Here is an even more efficient one, with better performance on pathological samples and 2,5x faster on random contents:
void merge_chqrlie3(int arr1[], int arr2[], size_t n, size_t m) {
int tmp[128];
size_t i2 = 0;
for (size_t chunk = sizeof(tmp) / sizeof(*tmp); n > 0; n -= chunk, arr1 += chunk) {
size_t i = 0, j = 0, k = 0;
if (i2 == 0) {
while (n > 0 && arr1[0] <= arr2[0]) {
arr1++;
n--;
}
}
if (chunk > n)
chunk = n;
for (k = 0; k < chunk; k++)
tmp[k] = arr1[k];
if (chunk <= i2) {
for (j = 0; j < chunk; j++)
arr1[j] = arr2[j];
for (k = 0; j < i2; k++)
arr2[k] = arr2[j++];
} else {
for (k = 0; j < i2; k++)
arr1[k] = arr2[j++];
for (; k < chunk; k++) {
if (j >= m || tmp[i] <= arr2[j])
arr1[k] = tmp[i++];
else
arr1[k] = arr2[j++];
}
k = 0;
}
for (; i < chunk; k++) {
if (j >= m || tmp[i] <= arr2[j])
arr2[k] = tmp[i++];
else
arr2[k] = arr2[j++];
}
i2 = k;
}
}
Reducing the temporary storage size slows down execution time almost linearly: merge_chrlie2
is still 100x faster than the posted code with a local array of 12 elements, which can hardly be considered extra storage.

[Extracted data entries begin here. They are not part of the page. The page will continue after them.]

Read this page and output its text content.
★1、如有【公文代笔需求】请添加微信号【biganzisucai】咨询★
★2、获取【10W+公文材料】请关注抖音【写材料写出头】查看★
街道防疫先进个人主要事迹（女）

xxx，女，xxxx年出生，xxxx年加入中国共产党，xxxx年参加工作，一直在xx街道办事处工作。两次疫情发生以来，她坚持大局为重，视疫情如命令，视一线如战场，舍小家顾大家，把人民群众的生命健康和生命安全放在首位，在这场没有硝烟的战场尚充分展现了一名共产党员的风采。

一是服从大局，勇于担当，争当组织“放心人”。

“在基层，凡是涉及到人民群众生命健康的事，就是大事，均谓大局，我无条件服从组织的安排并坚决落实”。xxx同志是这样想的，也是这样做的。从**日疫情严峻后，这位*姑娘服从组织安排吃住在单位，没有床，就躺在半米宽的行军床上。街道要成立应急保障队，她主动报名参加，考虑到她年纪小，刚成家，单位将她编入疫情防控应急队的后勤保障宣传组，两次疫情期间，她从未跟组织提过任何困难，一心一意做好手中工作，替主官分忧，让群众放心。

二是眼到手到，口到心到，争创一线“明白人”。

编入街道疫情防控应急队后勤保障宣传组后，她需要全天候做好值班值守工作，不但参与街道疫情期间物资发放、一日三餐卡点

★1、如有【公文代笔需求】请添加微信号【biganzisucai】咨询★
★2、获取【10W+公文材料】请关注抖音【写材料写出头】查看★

I ran a benchmark in C, using the no space merge function as the merge phase of a classic top down recursive merge sort. Here are the timings(*) with a temporary array of 128 elements:
size malloc chqrlie3 chqrlie2 chqrlie shivam
1000 0.059 0.064 0.064 0.252 2.010
2000 0.153 0.124 0.126 0.836 7.872
5000 0.441 0.505 0.528 5.218 49.947
10000 0.667 0.769 0.898 19.850 205.316
20000 1.531 1.917 2.195 85.185 812.061
50000 4.036 6.123 9.244 524.873 5197.808
100000 8.281 15.466 28.787 2064.165 20485.584
200000 18.030 51.438 106.391 8342.140 82226.825
500000 49.201 246.224 557.470 51982.830 511418.600
1000000 112.594 915.575 2171.953 207096.552 2053797.858
2000000 215.045 3883.104 8476.783 829806.868 8153974.589
5000000 565.701 34142.299 67304.217 5855744.544 51565024.699
And here are the timings with a temporary array of just 5 elements:
size malloc chqrlie3 chqrlie2 chqrlie shivam
1000 0.055 0.089 0.111 0.230 1.963
2000 0.165 0.247 0.327 0.880 7.891
5000 0.438 1.309 1.914 4.971 50.376
10000 0.799 2.832 5.675 21.544 202.929
20000 1.589 9.265 23.528 82.582 826.768
50000 4.150 53.408 131.302 519.007 5089.592
100000 8.375 205.644 533.308 2016.670 20431.584
200000 17.291 797.865 2193.575 9536.996 82308.875
500000 61.955 6565.826 15626.427 50813.910 508269.938
1000000 105.836 21146.977 52530.060 205640.244 2036022.030
(*) timings in milliseconds, extrapolated for chqrlie
and shivam
for arrays larger than 50k and 200k respectively.